Он сбился нарочно и стал считать заново.
Полина в тот вечер ничего не спросила, только поставила ужин на двоих и сама села рядом.
– Ушёл?
– Ушёл.
– Вот и хорошо.
– Чего ж хорошего?
– А того, что не крадучись, – сказала Полина. – Ты гляди, Ефрем, как оно вышло: он мог уехать с обидой, а уехал с отцовским благословением.

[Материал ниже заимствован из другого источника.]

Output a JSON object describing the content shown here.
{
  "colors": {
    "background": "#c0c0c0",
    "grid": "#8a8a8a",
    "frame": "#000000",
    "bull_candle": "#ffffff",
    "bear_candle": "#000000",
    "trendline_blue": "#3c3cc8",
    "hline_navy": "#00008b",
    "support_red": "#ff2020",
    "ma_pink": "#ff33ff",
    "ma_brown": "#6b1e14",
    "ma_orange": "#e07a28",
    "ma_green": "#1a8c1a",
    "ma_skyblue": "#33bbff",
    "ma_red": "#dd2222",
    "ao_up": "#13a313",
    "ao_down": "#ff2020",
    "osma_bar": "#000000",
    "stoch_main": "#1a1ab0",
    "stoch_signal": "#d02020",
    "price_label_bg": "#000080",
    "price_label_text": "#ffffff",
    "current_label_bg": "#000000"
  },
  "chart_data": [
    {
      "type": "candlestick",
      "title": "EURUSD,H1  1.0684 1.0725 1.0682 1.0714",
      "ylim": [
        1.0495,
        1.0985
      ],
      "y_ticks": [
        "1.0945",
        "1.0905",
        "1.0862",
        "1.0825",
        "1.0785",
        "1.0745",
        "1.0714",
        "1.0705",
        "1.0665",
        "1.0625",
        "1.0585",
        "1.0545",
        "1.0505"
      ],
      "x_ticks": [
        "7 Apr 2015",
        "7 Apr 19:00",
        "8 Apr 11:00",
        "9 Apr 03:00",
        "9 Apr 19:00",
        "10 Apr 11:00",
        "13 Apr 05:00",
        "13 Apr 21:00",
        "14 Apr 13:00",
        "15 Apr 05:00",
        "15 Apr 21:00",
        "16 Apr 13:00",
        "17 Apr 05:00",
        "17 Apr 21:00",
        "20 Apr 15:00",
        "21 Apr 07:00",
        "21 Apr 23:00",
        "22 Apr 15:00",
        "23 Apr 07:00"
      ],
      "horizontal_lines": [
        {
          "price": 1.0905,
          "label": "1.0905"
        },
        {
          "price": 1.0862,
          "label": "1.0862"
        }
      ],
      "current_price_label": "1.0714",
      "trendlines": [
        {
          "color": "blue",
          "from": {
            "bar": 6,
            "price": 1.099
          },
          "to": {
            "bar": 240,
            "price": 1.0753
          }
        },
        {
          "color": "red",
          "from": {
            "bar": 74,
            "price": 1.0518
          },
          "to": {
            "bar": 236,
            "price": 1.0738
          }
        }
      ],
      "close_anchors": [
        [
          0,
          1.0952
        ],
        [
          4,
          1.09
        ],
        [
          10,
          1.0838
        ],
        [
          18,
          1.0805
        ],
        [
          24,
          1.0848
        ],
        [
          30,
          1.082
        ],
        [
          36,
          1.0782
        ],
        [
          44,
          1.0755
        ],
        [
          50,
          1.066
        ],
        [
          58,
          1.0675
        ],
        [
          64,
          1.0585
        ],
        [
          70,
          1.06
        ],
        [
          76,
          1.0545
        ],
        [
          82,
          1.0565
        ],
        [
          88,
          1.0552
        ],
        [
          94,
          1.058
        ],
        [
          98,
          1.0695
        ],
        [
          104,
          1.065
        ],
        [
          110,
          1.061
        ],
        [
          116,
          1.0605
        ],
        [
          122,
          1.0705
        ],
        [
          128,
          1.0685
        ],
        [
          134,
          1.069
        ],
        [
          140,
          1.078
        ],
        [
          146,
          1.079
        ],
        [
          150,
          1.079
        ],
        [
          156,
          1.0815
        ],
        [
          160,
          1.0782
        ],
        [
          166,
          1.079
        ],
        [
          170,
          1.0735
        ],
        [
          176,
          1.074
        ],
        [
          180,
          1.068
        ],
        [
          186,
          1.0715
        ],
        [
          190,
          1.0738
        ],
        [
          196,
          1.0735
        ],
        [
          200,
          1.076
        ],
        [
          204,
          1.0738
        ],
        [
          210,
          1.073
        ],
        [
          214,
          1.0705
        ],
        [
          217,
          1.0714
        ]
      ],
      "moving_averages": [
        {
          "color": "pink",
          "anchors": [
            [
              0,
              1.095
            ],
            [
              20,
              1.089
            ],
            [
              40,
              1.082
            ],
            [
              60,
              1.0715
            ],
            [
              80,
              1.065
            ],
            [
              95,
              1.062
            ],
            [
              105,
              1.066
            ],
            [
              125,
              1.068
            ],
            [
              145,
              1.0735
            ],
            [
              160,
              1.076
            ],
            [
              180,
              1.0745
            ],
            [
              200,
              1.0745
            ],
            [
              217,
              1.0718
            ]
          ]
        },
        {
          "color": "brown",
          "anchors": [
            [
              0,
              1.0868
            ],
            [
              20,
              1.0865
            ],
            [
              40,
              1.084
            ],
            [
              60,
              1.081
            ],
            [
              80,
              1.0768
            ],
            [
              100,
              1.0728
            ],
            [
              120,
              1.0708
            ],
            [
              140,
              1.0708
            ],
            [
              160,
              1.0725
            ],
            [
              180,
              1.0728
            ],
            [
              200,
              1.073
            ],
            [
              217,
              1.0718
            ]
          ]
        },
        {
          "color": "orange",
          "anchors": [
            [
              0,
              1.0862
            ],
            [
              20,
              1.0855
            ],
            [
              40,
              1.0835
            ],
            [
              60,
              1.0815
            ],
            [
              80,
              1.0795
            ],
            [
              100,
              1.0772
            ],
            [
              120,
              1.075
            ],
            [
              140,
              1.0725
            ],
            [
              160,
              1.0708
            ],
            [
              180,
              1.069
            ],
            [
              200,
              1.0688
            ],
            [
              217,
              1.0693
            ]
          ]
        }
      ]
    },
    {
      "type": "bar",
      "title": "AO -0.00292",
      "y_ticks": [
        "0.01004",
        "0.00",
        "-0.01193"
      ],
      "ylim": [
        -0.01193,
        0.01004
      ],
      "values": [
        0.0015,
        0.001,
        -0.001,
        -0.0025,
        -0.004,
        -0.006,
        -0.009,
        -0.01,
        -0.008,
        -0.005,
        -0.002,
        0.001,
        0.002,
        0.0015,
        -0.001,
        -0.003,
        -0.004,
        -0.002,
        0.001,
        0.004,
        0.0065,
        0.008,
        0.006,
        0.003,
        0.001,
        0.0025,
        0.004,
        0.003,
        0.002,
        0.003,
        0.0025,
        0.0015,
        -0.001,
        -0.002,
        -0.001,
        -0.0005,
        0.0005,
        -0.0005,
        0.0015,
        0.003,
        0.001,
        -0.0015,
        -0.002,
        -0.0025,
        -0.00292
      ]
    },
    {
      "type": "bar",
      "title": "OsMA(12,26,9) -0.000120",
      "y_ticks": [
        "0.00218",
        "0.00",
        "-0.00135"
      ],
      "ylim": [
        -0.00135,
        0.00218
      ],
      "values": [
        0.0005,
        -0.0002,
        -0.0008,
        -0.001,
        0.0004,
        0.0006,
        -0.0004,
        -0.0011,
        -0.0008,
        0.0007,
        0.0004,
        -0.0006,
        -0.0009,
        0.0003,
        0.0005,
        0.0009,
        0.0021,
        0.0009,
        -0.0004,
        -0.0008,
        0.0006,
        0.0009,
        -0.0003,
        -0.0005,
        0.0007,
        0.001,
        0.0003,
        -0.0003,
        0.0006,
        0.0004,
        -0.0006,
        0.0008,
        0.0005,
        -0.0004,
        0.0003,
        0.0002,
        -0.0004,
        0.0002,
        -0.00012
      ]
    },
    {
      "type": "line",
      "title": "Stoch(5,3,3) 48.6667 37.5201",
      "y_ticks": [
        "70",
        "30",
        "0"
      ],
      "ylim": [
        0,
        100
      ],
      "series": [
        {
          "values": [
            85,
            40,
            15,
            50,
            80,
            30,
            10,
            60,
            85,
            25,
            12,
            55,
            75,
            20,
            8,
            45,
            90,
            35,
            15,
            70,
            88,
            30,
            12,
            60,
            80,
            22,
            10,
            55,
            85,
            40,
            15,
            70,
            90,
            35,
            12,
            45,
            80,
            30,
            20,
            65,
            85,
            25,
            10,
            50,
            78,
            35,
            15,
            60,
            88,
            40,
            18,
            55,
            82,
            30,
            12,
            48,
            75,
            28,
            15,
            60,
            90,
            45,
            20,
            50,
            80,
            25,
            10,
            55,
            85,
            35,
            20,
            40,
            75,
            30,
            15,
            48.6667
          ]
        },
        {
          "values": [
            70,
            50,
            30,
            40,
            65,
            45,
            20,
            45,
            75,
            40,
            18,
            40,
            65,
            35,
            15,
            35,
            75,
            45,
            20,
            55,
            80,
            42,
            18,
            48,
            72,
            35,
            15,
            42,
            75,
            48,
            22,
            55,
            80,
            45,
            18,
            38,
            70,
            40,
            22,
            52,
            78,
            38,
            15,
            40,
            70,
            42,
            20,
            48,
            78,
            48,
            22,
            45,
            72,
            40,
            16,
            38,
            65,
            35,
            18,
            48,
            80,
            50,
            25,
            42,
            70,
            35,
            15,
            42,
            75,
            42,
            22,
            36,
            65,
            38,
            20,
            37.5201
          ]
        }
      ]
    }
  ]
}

Это, между прочим, две разные дороги.
– Ты философ.
– Я мать, – сказала Полина. – Ешь.
В ноябре Костя приехал на четыре дня – загоревший, с обветренным лицом и с чужими словами, которых в деревне не говорят, и полдня рассказывал матери про Пеструху, а вечером взял отцовский топор, вышел на двор и стал точить, и Ефрем слышал из избы этот звук и не пошёл смотреть.
А весной он всё-таки прошёл дальше своего затёса – просто так, посмотреть, что там за гарью.
Оказалось, там ольшаник и ручей, а за ручьём опять сосняк, и ничего страшного.
Он прошёл ещё километра три, до просеки изыскателей, вышел на неё и постоял.
Просека шла ровно, как по нитке, и уходила на север, и на ближней сосне у самой бровки был свежий затёс – мелкий, ладонью, с наклоном на юг.
Ефрем постоял над ним и пошёл домой, и всю дорогу у него было хорошо на душе, а отчего – он себе объяснять не стал.